COUR D'APPEL D'AIX EN PROVENCE
11e Chambre A
ARRÊT AU FOND
DU 09 DECEMBRE 2011
N° 2011/ 480
Rôle N° 09/21186
SARL AIDA
C/
[U] [E]
[W] [E]
[Y] [E]
[Z] [E]
Grosse délivrée
le :
à :
SCP BOTTAI
SCP COHEN
Décision déférée à la Cour :
Jugement du Tribunal de Grande Instance de MARSEILLE en date du 12 Novembre 2009 enregistré au répertoire général sous le n° 04/1791.
APPELANT
SARL AIDA, prise en la personne de son représentant légal en exercice domicilié en cette qualité au siège, demeurant [Adresse 5]
représenté par la SCP BOTTAI GEREUX BOULAN, avoués à la Cour,
Assistée de Me Michèle GRUGNARDI, avocat au barreau de MARSEILLE
INTIMES
Monsieur [U] [E]
né le [Date naissance 1] 1970 à [Localité 7], demeurant [Adresse 6]
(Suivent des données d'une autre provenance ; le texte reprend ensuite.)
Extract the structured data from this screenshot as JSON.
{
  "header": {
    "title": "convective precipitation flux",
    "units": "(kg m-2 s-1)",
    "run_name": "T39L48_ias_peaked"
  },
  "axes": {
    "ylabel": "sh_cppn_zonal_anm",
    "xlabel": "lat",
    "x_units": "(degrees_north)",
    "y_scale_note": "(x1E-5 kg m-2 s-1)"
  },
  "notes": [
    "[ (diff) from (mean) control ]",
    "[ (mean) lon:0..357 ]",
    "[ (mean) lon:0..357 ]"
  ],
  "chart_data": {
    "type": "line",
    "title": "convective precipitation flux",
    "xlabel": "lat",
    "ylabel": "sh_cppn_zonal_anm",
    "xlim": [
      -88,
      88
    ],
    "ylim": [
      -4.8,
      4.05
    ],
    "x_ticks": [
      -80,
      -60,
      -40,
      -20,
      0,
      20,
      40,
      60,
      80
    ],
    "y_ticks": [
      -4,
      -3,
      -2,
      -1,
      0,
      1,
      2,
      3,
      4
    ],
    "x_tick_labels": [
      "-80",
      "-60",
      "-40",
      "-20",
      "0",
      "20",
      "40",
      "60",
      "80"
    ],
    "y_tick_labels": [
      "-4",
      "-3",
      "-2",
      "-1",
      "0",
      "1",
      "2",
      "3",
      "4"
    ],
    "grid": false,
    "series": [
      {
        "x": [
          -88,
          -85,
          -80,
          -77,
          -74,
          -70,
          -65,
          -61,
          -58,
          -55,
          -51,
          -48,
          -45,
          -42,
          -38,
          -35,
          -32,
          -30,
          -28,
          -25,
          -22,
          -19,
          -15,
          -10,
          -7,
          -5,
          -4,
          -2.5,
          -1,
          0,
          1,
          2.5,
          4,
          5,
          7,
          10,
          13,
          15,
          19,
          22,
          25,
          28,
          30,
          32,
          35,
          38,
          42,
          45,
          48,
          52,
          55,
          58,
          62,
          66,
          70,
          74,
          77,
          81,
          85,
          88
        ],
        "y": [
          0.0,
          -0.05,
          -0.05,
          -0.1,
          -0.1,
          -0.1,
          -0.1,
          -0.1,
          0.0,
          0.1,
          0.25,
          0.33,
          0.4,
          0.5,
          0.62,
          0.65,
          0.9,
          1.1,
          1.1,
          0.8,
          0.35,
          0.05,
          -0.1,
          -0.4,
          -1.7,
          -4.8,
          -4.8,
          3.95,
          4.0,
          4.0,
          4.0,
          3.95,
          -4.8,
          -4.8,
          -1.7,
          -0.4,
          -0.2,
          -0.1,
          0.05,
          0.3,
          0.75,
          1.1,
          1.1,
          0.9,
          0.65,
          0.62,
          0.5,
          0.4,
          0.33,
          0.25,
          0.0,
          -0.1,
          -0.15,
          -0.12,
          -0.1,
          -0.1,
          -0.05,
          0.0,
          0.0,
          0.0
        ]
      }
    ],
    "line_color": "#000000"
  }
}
représenté par la SCP COHEN GUEDJ, avoués à la Cour,
Assisté de la SCP Monique CHAMLA / Franck-Clément CHAMLA, avocats au barreau de MARSEILLE
Monsieur [W] [E]
né le [Date naissance 3] 1966 à [Localité 7], demeurant [Adresse 6]
représenté par la SCP COHEN GUEDJ, avoués à la Cour,
Assisté de la SCP Monique CHAMLA / Franck-Clément CHAMLA, avocats au barreau de MARSEILLE
Monsieur [Y] [E]
né le [Date naissance 4] 1965 à [Localité 7], demeurant [Adresse 6]
représenté par la SCP COHEN GUEDJ, avoués à la Cour,
Assisté de la SCP Monique CHAMLA / Franck-Clément CHAMLA, avocats au barreau de MARSEILLE
Monsieur [Z] [E]
né le [Date naissance 2] 1972 à [Localité 7], demeurant [Adresse 6]
représenté par la SCP COHEN GUEDJ, avoués à la Cour,
Assisté de la SCP Monique CHAMLA / Franck-Clément CHAMLA, avocats au barreau de MARSEILLE
*-*-*-*-*
11ème A - 2011/480
COMPOSITION DE LA COUR
L'affaire a été débattue le 02 Novembre 2011 en audience publique. Conformément à l'article 785 du Code de Procédure Civile, Monsieur Jean-Claude DJIKNAVORIAN, Conseiller, a fait un rapport oral de l'affaire à l'audience avant les plaidoiries.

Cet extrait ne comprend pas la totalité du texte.